SPSS is one of the many statistical packages in the market. Most universities give their students access to SPSS but in case one does not have, he can get a one-month free trial from IBM’s website. The software comes in two versions, one for Windows and another one for Mac operating systems.
In a previous post, I took you through how to code a questionnaire in Microsoft Excel. Data entered into Excel can easily be exported directly into statistical softwares such as SPSS. Another option for data coding is to code it directly into SPSS using the data editor. This post is a guide on how to code a questionnaire directly into SPSS.
The same sample questionnaire used for coding in Excel is also used for this post.
When you open SPSS, the following window will appear with two views: the data view and the variables view.
The data view
Data view is where raw data entry takes place.
It is also where the raw data is stored once it is entered.
If there is no data, the data view sheet will be greyed out. It will then be activated when data is entered.
The data view has two parts: the columns which show the variables in the dataset, and the rows which show the observations in the dataset. Each column is a unique variable, and each row is a unique observation.
The variable view
The variable view on the other hand shows all the variables in the dataset and their properties.
It is where coding of the data is done.
There are two approaches to coding data in SPSS: before data entry or after data entry.
Coding data in SPSS
To code data in SPSS, first open the variable view. The columns in the variable view represent the properties/characteristics of the variables. The rows represent each unique variable.
Characteristics of variables in variable view
This is the name you give the variable. When naming variables, keep in mind the following conditions:
SPSS does not allow spacing in variable names. If you want to combine two or more words you can use underscore or start each word with a capital letter without any spacing, e.g Education_level or EducationLevel.
SPSS does not allow variable names with special characters such as %, &, $ etc.
The variable names must begin with a letter, not number.
You cannot use the same name for two different variables, each name should be unique.
There are 9 types of variables in SPSS but the most common are numeric and string.
Dates are also used in some questionnaires.
Numeric variables are those on which numeric operations can be performed e.g calculating mean, median and statistical tests, whereas for string variables it is not possible to perform numeric operations.
String variables can be represented by letters as well as numbers and include names of respondents, the day the questionnaire was administered etc.

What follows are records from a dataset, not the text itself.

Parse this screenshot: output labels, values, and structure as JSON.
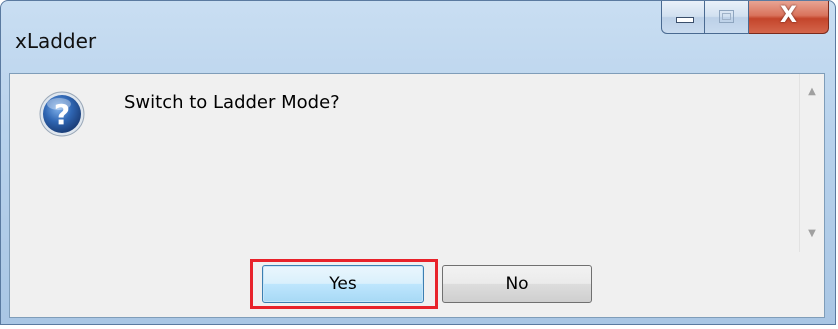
{
  "window": {
    "title": "xLadder",
    "close_symbol": "X"
  },
  "dialog": {
    "icon": "question-icon",
    "message": "Switch to Ladder Mode?",
    "yes_label": "Yes",
    "no_label": "No"
  },
  "colors": {
    "highlight": "#e8222a",
    "icon_blue": "#2a5fa8"
  }
}
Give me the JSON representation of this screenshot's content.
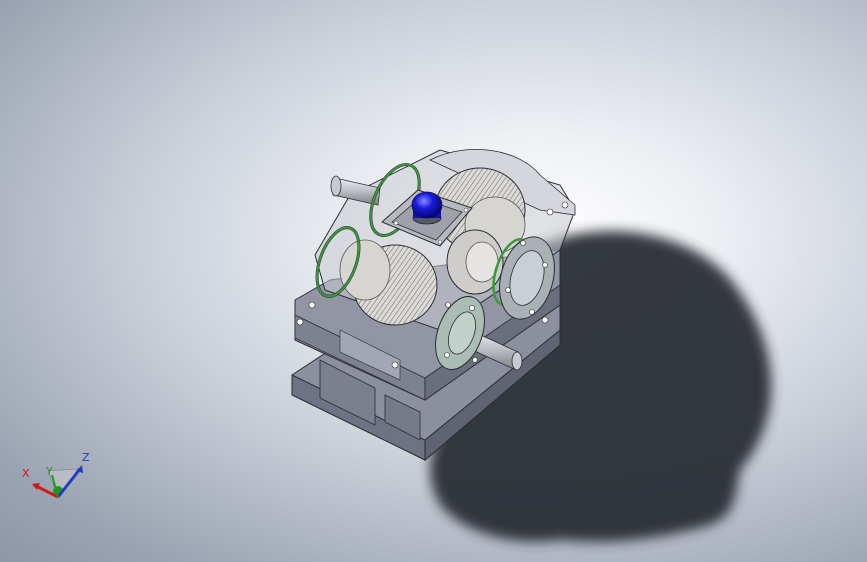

For each variable, specify the accurate type by clicking on the drop-down menu on the right-hand corner, as shown below:
The width of a variable specifies how many characters a variable should have. The default is 8, however, SPSS does not limit the characteristics to the number specified and one can have more characters in the variable.
This specifies the number of decimal spaces the variable should have. The default is 2 but you can increase according to your preference.
String variables do not have any decimal place.
The label of a variable is its description. Because variable names are in short form, the labels help to clarify what the variable names stand for. For instance, a variable name “educ” can mean a number of things: number of years of schooling, formal or non-formal education, highest level of education etc. The label therefore clarifies what the variable is about.
Values are used to assign numbers to categorical variables, e.g. female=1, male=2.
To assign values to a variable, click on the drop-down menu on the right-hand corner of values.
A dialogue window will open prompting you to create the values.
As an example, if we want to assign values to education_level variable we will input: 1 as value, pre-primary as label; then click add and input 2 as value, primary as label, add and input 3 as value, secondary as label, and lastly add and input 4 as value, tertiary as label. This procedure is shown in the video below:
Missing informs SPSS how to treat missing values. There are two types of missing data: user-defined missing values, and system-generated missing values.
System-generated missing values are represented by a single period by SPSS.
User-defined missing values depend on how a researcher defines them.
This shows the width size of the column. If you increase the column size, the number displayed in the column will increase accordingly.
This shows how the data is aligned in the data view. You can left, right or center align the data.
This represents the level of measurement of the variable.
There are four levels of measurement namely: nominal, ordinal, interval, and ratio.
SPSS does not differentiate interval from ratio data therefore it lumps them together and calls them scale. It however differentiates nominal and ordinal levels of measurement. It is important to correctly specify the level of measurement of each variable because it will affect the analysis of the data.
Sample coded data in SPSS
Based on the sample questionnaire, the data was coded in SPSS as shown in the images below:
The variables coded in the variable view will appear as the columns of the data view.
In conclusion, it is easy to code data in SPSS as long as one knows the type and nature of the variables one is working with.